El futuro. Misterioso, fascinante, enigmático -y a veces inquietante. Muchísimas publicaciones han explorado el futuro, desde la ciencia ficción hasta proyecciones bastante realistas de lo que puede desplegarse en el curso de nuestras vidas actuales y las de las generaciones futuras en la Tierra. Sin embargo, la mayoría de estas obras pasan por alto lo que considero la pregunta más esencial: la pregunta del desarrollo psicológico y espiritual del ser humano.

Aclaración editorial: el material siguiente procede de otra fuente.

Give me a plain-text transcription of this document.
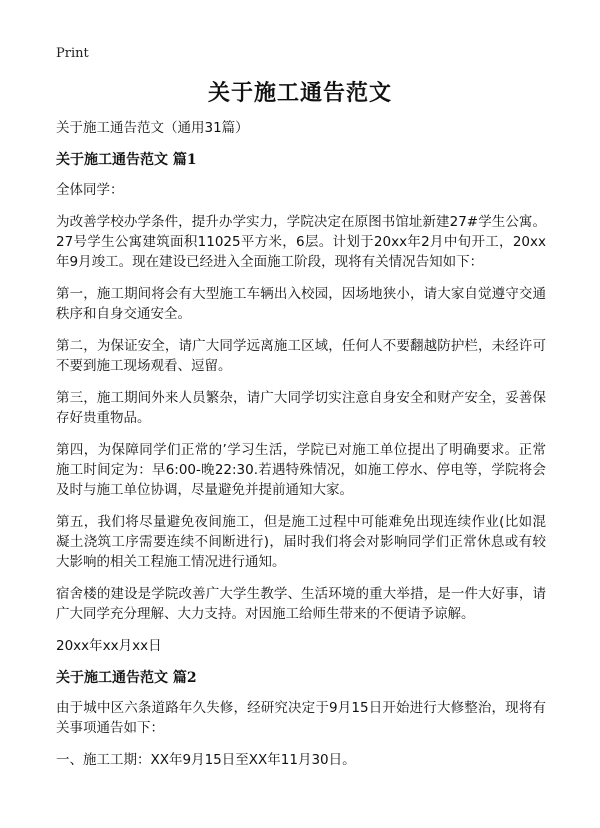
Print
关于施工通告范文

关于施工通告范文（通用31篇）

关于施工通告范文 篇1

全体同学：

为改善学校办学条件，提升办学实力，学院决定在原图书馆址新建27#学生公寓。27号学生公寓建筑面积11025平方米，6层。计划于20xx年2月中旬开工，20xx年9月竣工。现在建设已经进入全面施工阶段，现将有关情况告知如下：

第一，施工期间将会有大型施工车辆出入校园，因场地狭小，请大家自觉遵守交通秩序和自身交通安全。

第二，为保证安全，请广大同学远离施工区域，任何人不要翻越防护栏，未经许可不要到施工现场观看、逗留。

第三，施工期间外来人员繁杂，请广大同学切实注意自身安全和财产安全，妥善保存好贵重物品。

第四，为保障同学们正常的’学习生活，学院已对施工单位提出了明确要求。正常施工时间定为：早6:00-晚22:30.若遇特殊情况，如施工停水、停电等，学院将会及时与施工单位协调，尽量避免并提前通知大家。

第五，我们将尽量避免夜间施工，但是施工过程中可能难免出现连续作业(比如混凝土浇筑工序需要连续不间断进行)，届时我们将会对影响同学们正常休息或有较大影响的相关工程施工情况进行通知。

宿舍楼的建设是学院改善广大学生教学、生活环境的重大举措，是一件大好事，请广大同学充分理解、大力支持。对因施工给师生带来的不便请予谅解。

20xx年xx月xx日

关于施工通告范文 篇2

由于城中区六条道路年久失修，经研究决定于9月15日开始进行大修整治，现将有关事项通告如下：

一、施工工期：XX年9月15日至XX年11月30日。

Generamos hipótesis interminables sobre el avance tecnológico -las posibilidades y los riesgos que conlleva- pero el desarrollo espiritual es tratado como algo secundario por la mayoría de los autores. Esto es un error significativo, porque es el desarrollo espiritual y psicológico/emocional el que determinará en última instancia nuestra existencia. Estas son las claves de la verdadera evolución del ser humano: no meramente la evolución de un animal físico que utiliza métodos cada vez más avanzados para construir refugio y conseguir alimento, sino la evolución real de lo que es más precioso en nosotros.
¿Qué Evoluciona Realmente en el Ser Humano?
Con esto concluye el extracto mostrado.